Увидев светящиеся зелёные глаза в темноте огромной чёрной овчарки, которая, прыгнув по привычке в хату, толкнула его носом в грудь, сбила с ног даже и опрокинула наземь, перепугавшийся до смерти Славка, подумавший, что его и впрямь сейчас начнут на куски рвать и грызть по наказу дяди, – Славка тогда закричал так отчаянно и так пронзительно до ужаса, дико, что у находившихся в хате людей, двух братьев и матери их, волосы на голове встали дыбом и мурашки пробежали по телу в предчувствие большой беды.
«Ты чего испугался-то, Слав?! чего?! Успокойся, чудак! – стали втроём уговаривать они его дружно, белугой ревевшего посредине избы и трясшегося будто бы в лихорадке. – Это же Джульбарс наш – забыл что ли, да?! Он тебе ничего не сделает, не бойся – он хороший!»
Но как ни успокаивали тогда парнишку, как ни гладили по голове взрослые, – тот внезапный прыжок собаки из темноты оставил в душе трёхлетнего впечатлительного мальчугана неизгладимый след: он сразу же после этого стал заикаться.

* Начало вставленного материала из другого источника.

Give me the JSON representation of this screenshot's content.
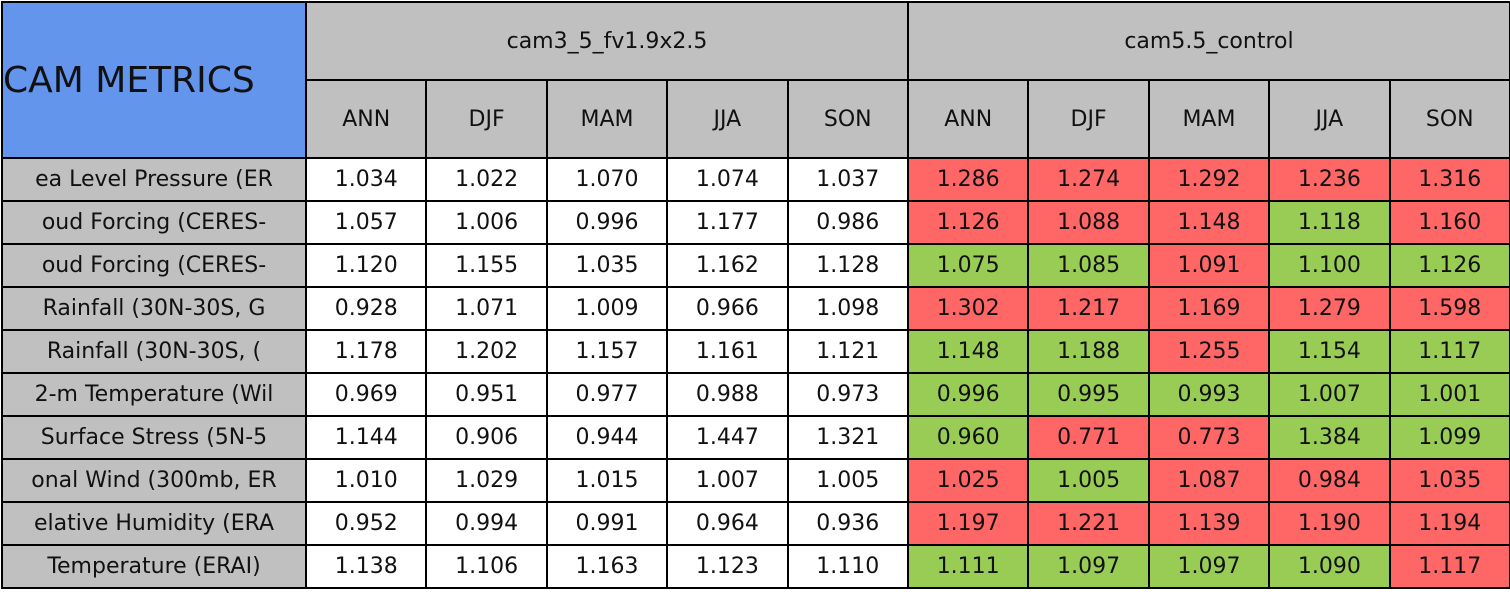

И чем дальше, тем больше. Старший сын Виктора стал в итоге заикою на всю жизнь. И произошло это, как ни крути, с подачи и помощью младшего брата Василия, который и сам изуродовался когда-то в возрасте трёх с половиной лет, и в этой же самой хате, что удивительно. А потом ещё и племянника в тот же возрастной срок изуродовал. Пусть и невольно, пусть не со зла. Но, тем не менее.